Es sind Zufälle, die wir auch Schicksal nennen können, die sein Leben bestimmen. Der Bauernjunge, der aus einem Baum fällt und sich dabei das Bein so schwer verletzt, dass er zwei Jahre das Bett hüten muss, war nicht zum Maler geboren. Aber da ist dieser Arzt, der ihm Zeichenblock und Stift bringt, damit das Kind sich beschäftigt. Und als der erkennt, dass sein Patient Talent hat, erzählt er seinem Schwager davon. Der heißt Theodor Storm, und er wird dem jungen Rohlfs den Kontakt zu einem Berliner Schriftstellerkollegen vermitteln, der auch ein Maler ist. Und diesem Ludwig Pietsch, der uns in Wie ich Schriftsteller geworden bin: Der wunderliche Roman meines Lebens das farbenprächtigste Bild vom intellektuellen Berlin gemalt hat, verdankt Rohlfs weitere Förderung. Er wird in Weimar studieren, wo man damals den Franzosen und der Schule von Barbizon erstaunlicherweise nicht feindlich gegenübersteht. Sein Studium wird durch eine lange Krankheit (das damals verletzte Bein muss amputiert werden) unterbrochen. 1889 wird er die ersten Bilder von Monet sehen, die der Kunstkritiker Emil Heilbut von Paris nach Weimar gebracht hatte.

Durch die Vermittlung von Henry van de Velde wird Rohlfs den Kunstmäzen Karl Ernst Osthaus kennenlernen und wird nach Hagen ziehen (obgleich er sein Atelier in Weimar noch bis 1904 behält), und diese Stadt wird für seine zweite Lebenshälfte seine neue Heimat. Zu seinem achtzigsten Geburtstag wird es dort 1929 ein Christian Rohlfs Museum geben. Ja, und dann kommen die Nazis, die Anfeindungen, die öffentliche Brandmarkung als entartet, das Malverbot. Er stirbt am 8. Januar 1938 in seinem Studio, das ihm Osthaus 1901 in dem neu gegründeten Folkwang Museum eingerichtet hatte.

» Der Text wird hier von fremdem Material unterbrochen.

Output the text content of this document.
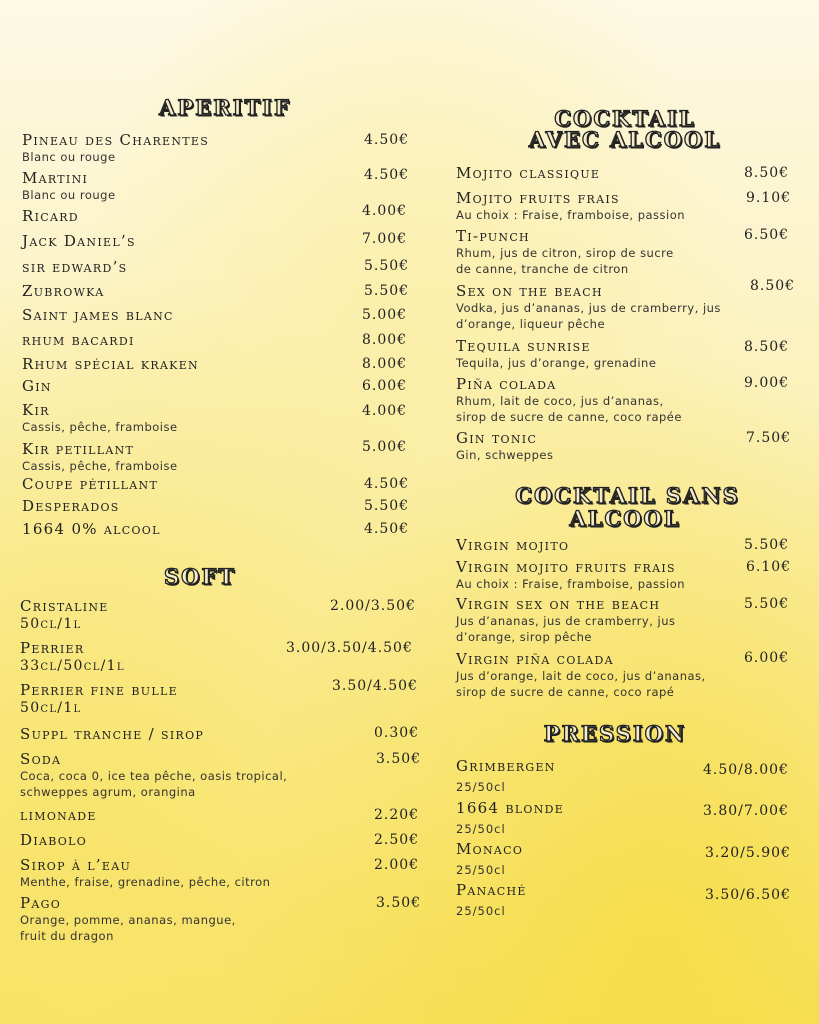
APERITIF
Pineau des Charentes
Blanc ou rouge
4.50€
Martini
Blanc ou rouge
4.50€
Ricard	4.00€
Jack Daniel’s	7.00€
sir edward’s	5.50€
Zubrowka	5.50€
Saint james blanc	5.00€
rhum bacardi	8.00€
Rhum spécial kraken	8.00€
Gin	6.00€
Kir
Cassis, pêche, framboise
4.00€
Kir petillant
Cassis, pêche, framboise
5.00€
Coupe pétillant	4.50€
Desperados	5.50€
1664 0% alcool	4.50€
SOFT
Cristaline
50cl/1l
2.00/3.50€
Perrier
33cl/50cl/1l
3.00/3.50/4.50€
Perrier fine bulle
50cl/1l
3.50/4.50€
Suppl tranche / sirop	0.30€
Soda
Coca, coca 0, ice tea pêche, oasis tropical,
schweppes agrum, orangina
3.50€
limonade	2.20€
Diabolo	2.50€
Sirop à l’eau
Menthe, fraise, grenadine, pêche, citron
2.00€
Pago
Orange, pomme, ananas, mangue,
fruit du dragon
3.50€
COCKTAIL
AVEC ALCOOL
Mojito classique	8.50€
Mojito fruits frais
Au choix : Fraise, framboise, passion
9.10€
Ti-punch
Rhum, jus de citron, sirop de sucre
de canne, tranche de citron
6.50€
Sex on the beach
Vodka, jus d’ananas, jus de cramberry, jus
d’orange, liqueur pêche
8.50€
Tequila sunrise
Tequila, jus d’orange, grenadine
8.50€
Piña colada
Rhum, lait de coco, jus d’ananas,
sirop de sucre de canne, coco rapée
9.00€
Gin tonic
Gin, schweppes
7.50€
COCKTAIL SANS
ALCOOL
Virgin mojito	5.50€
Virgin mojito fruits frais
Au choix : Fraise, framboise, passion
6.10€
Virgin sex on the beach
Jus d’ananas, jus de cramberry, jus
d’orange, sirop pêche
5.50€
Virgin piña colada
Jus d’orange, lait de coco, jus d’ananas,
sirop de sucre de canne, coco rapé
6.00€
PRESSION
Grimbergen
25/50cl
4.50/8.00€
1664 blonde
25/50cl
3.80/7.00€
Monaco
25/50cl
3.20/5.90€
Panaché
25/50cl
3.50/6.50€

Zwischen dem Steinbruch bei Weimar weiter oben und der expressionistischen Gebirgslandschaft liegen Jahrzehnte und Welten. Den Steinbruch in Weimar, ein völlig alltägliches, eigentlich für die Malerei „unwürdiges“ Motiv, hat er mehrfach gemalt. Die Kunsthalle Kiel, die viele Bilder von Rohlfs hat, hat auch eins davon. Man merkt der Braun-in-Grau Malerei sicherlich den Einfluss von Gustave Courbet an. Ich kenne da inzwischen jede Spalte in der Kalksteinwand, weil es einmal wochenlang das Thema im Colloquium des Kieler Ordinarius für Kunstgeschichte Hans Tintelnot war. Die Begeisterung von Titelnot konnte ich nicht teilen, ich fand das Bild langweilig. Aber das Colloquium jeden Montag morgens um acht in der Kunsthalle (zu der Zeit kriegt man heute keinen Studenten in die Uni) war toll, weil hier alles in den kleinen Hörsaal geschleppt wurde, was Kunsthändler dem Museum gerade anboten. Der Weimarer Steinbruch von 1887 war nur das Vergleichsobjekt zu einem Bild, das die Kunsthandlung Klihm aus München der Kunsthalle zum Kauf angeboten hatte. Hieß Bäume am Flußufer. Das Aufregende an dem Bild war, dass es ganz klar unter dem Einfluss von Van Gogh entstanden war. Wenn man ein Schildchen Van Gogh drunter befestigt hätte, hätte das niemand angezweifelt. Deshalb hat es Tintelnot dann auch gekauft.

In die Zeit dieses Colloquiums fiel auch der Besuch des Herzogs von Edinburgh. Wochenlang wurde diskutiert, welche Bilder man Philip ins Hotelzimmer hängen sollte. War natürlich Emil Nolde (wie Nolde malen kann Rohlfs auch, wie man an dieser Amazone sehen kann), den ich nicht ausstehen kann. Ist aber auf Hotelwänden sehr plakativ. Ich hatte für Carl Friedrich Grögers reizendes Kinderportrait des Erbprinzen Alexander von Schleswig-Holstein gestimmt, das die Kunsthalle seit wenigen Jahren besaß. Zumal der auch noch mit Philip verwandt war. Aber nein, es musste partout Nolde sein. Wir hatten die Noldes kaum an der Wand, als Philip schon im Zimmer war. Er war sehr nett, aber ich wußte vor Verlegenheit nicht, wo ich hingucken sollte. Also habe ich auf seine Schuhe geguckt. Schöne weinrot-braune hochpolierte Schuhe, wahrscheinlich von John Lobb. Passten in der Farbe prima zu seinem bordeauxfarbenen Rolls-Royce draußen im Hof. Immer wenn ich den Namen Christian Rohlfs höre, denke ich nicht an seine rote Canna oder an die Sonnenblumen, sondern an die Schuhe von Prince Philip.